When Jimi Hendrix came along to make sounds no acoustic could ever replicate, the humble acoustic lost most of its cachet with those who rock. With, of course, the exceptions that always plague the slinger of generalities, acoustics remained the instruments of choice only for earnest folkies and old-school country crooners.
Decades after the invention of the solidbody electric and the employment of feedback and effects pedals to make electrics sound like everything from exploding alien spacecraft to wasps in tin cans, it’s tough to be a hard-rocking rebel without an amplifier and a distortion pedal. It’s also rare for any acoustic guitar to approach the easy playability of an electric—a would-be shredder can get up to shredding speed far more quickly with the thinner strings and lower action that prevail with electrics.
Because of all that, the power of acoustics gets overlooked, and more’s the pity. As a longtime devotee of the Selmer-style acoustic jazz guitar, I know that acoustics don’t have to be hard to play. They really can be employed for some pretty heady fireworks in the speed department, even outside of genres like Gypsy jazz and classical.
Still, when I heard the strains of recent Calvin Theatre headliners Rodrigo y Gabriela, a Mexican acoustic guitar duo, I was startled to note that their acoustics emitted stout energy, speed and rhythm. In short, they rock. This is revelatory material.
Rodrigo y Gabriela accomplish this trick in large part by simply eschewing the more common method of using acoustics, the low-energy backing strum common to coffeehouses everywhere. Instead, the pair knock, bang and flutter all over the guitar in addition to laying down strongly rhythmic parts that fall somewhere between rock and flamenco.
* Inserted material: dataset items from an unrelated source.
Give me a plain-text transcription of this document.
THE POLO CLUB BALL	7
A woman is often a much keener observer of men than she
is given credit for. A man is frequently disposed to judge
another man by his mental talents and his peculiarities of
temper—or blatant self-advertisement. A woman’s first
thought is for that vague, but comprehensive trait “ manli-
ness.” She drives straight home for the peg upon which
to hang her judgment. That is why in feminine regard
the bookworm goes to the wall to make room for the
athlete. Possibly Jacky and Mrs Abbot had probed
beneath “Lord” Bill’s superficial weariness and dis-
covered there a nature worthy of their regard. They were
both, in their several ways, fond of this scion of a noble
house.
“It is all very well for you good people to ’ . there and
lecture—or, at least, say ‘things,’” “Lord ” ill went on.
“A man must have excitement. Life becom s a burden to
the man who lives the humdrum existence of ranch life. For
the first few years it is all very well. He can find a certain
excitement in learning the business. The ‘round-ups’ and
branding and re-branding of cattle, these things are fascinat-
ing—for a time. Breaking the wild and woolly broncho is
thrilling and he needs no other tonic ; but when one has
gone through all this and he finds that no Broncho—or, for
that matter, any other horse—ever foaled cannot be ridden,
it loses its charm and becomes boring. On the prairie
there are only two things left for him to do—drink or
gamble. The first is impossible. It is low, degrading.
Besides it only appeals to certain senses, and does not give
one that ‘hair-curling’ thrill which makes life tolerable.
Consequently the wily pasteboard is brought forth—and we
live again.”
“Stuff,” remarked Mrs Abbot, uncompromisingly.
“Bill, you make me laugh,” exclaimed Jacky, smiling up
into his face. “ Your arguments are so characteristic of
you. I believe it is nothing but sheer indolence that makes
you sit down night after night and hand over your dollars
They’re not the first to do so, as devotees of players like the seminal Michael Hedges might point out. They were preceded by fellow acoustic headbangers Days of the New. Yet such unhinged unplugged style remains unusual.
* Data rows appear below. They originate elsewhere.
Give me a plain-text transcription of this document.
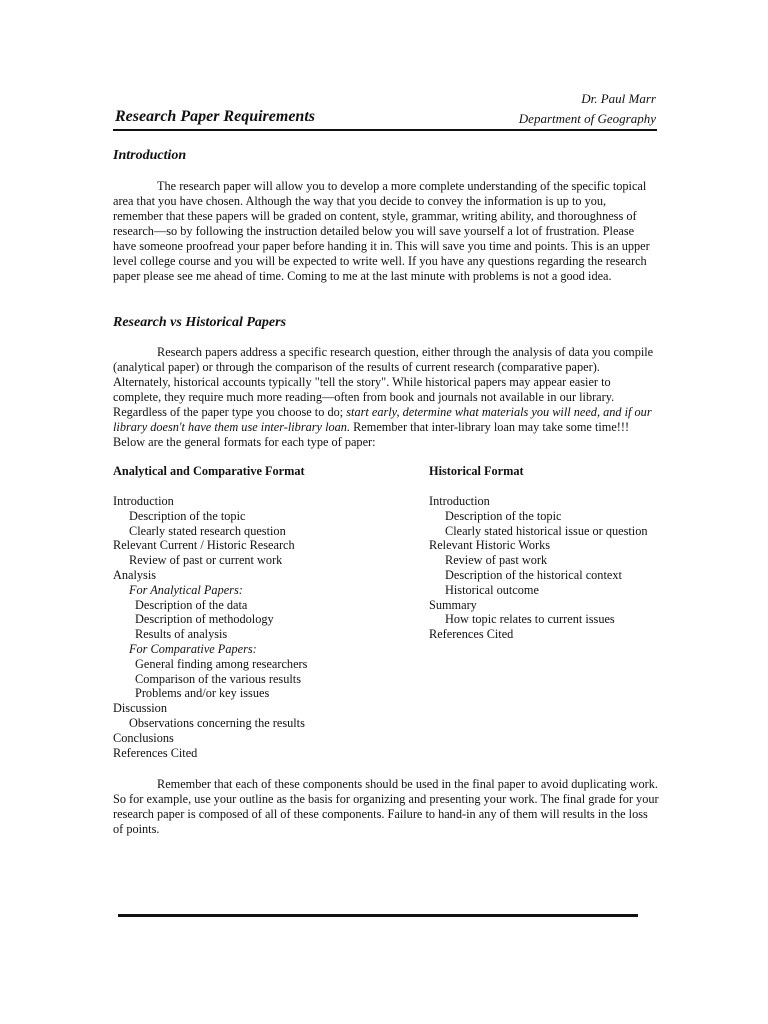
Dr. Paul Marr
Department of Geography
Research Paper Requirements
Introduction
The research paper will allow you to develop a more complete understanding of the specific topical area that you have chosen. Although the way that you decide to convey the information is up to you, remember that these papers will be graded on content, style, grammar, writing ability, and thoroughness of research—so by following the instruction detailed below you will save yourself a lot of frustration. Please have someone proofread your paper before handing it in. This will save you time and points. This is an upper level college course and you will be expected to write well. If you have any questions regarding the research paper please see me ahead of time. Coming to me at the last minute with problems is not a good idea.
Research vs Historical Papers
Research papers address a specific research question, either through the analysis of data you compile (analytical paper) or through the comparison of the results of current research (comparative paper). Alternately, historical accounts typically "tell the story". While historical papers may appear easier to complete, they require much more reading—often from book and journals not available in our library. Regardless of the paper type you choose to do; start early, determine what materials you will need, and if our library doesn't have them use inter-library loan. Remember that inter-library loan may take some time!!! Below are the general formats for each type of paper:
Analytical and Comparative Format
Introduction
Description of the topic
Clearly stated research question
Relevant Current / Historic Research
Review of past or current work
Analysis
For Analytical Papers:
Description of the data
Description of methodology
Results of analysis
For Comparative Papers:
General finding among researchers
Comparison of the various results
Problems and/or key issues
Discussion
Observations concerning the results
Conclusions
References Cited
Historical Format
Introduction
Description of the topic
Clearly stated historical issue or question
Relevant Historic Works
Review of past work
Description of the historical context
Historical outcome
Summary
How topic relates to current issues
References Cited
Remember that each of these components should be used in the final paper to avoid duplicating work. So for example, use your outline as the basis for organizing and presenting your work. The final grade for your research paper is composed of all of these components. Failure to hand-in any of them will results in the loss of points.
Maybe it’s partially because playing an acoustic that way requires a lot more energy than turning up an amp. Just check out one of the earliest (successful) attempts at rocking unplugged: Pete Townshend’s flailing acoustic madness in 1979’s The Secret Policeman’s Ball. It takes a Townshend to make an acoustic become a vehicle for unhinged rock.
The MTV Unplugged series, recently revived, is frequently a fascinating show to watch for its ongoing illustration of the vulnerability of playing acoustic. Bands who are used to creating a massive slab of sound with ease sometimes appear quite adrift when armed only with acoustics. Their sounds often become thinned out and contemplative, a fine thing in its own right, but not a necessary result of removing amplification.
Locally, there are groups and players who understand how to make an acoustic guitar do more than serve as a poignant backdrop. Bands like Rusty Belle and Swing Caravan don’t shy away from torqued-up rhythm; acoustic players like Mark Herschler and Zack Danziger could play circles around most anyone armed with an electric. And there are, of course, other players of such proclivities in the Valley.
Listening to Rodrigo y Gabriela made me wonder, maybe even hope, that more players in search of high-test sounds will discover just how much can be done with an old-fashioned wooden box with strings. In a time when things that used to be commonplace—sugar instead of high fructose in soft drinks, live action stunts instead of CGI effects—become newfangled, highly sought-after innovations, the time is right for the humble acoustic to become a centerpiece for fretboard wizardry once more.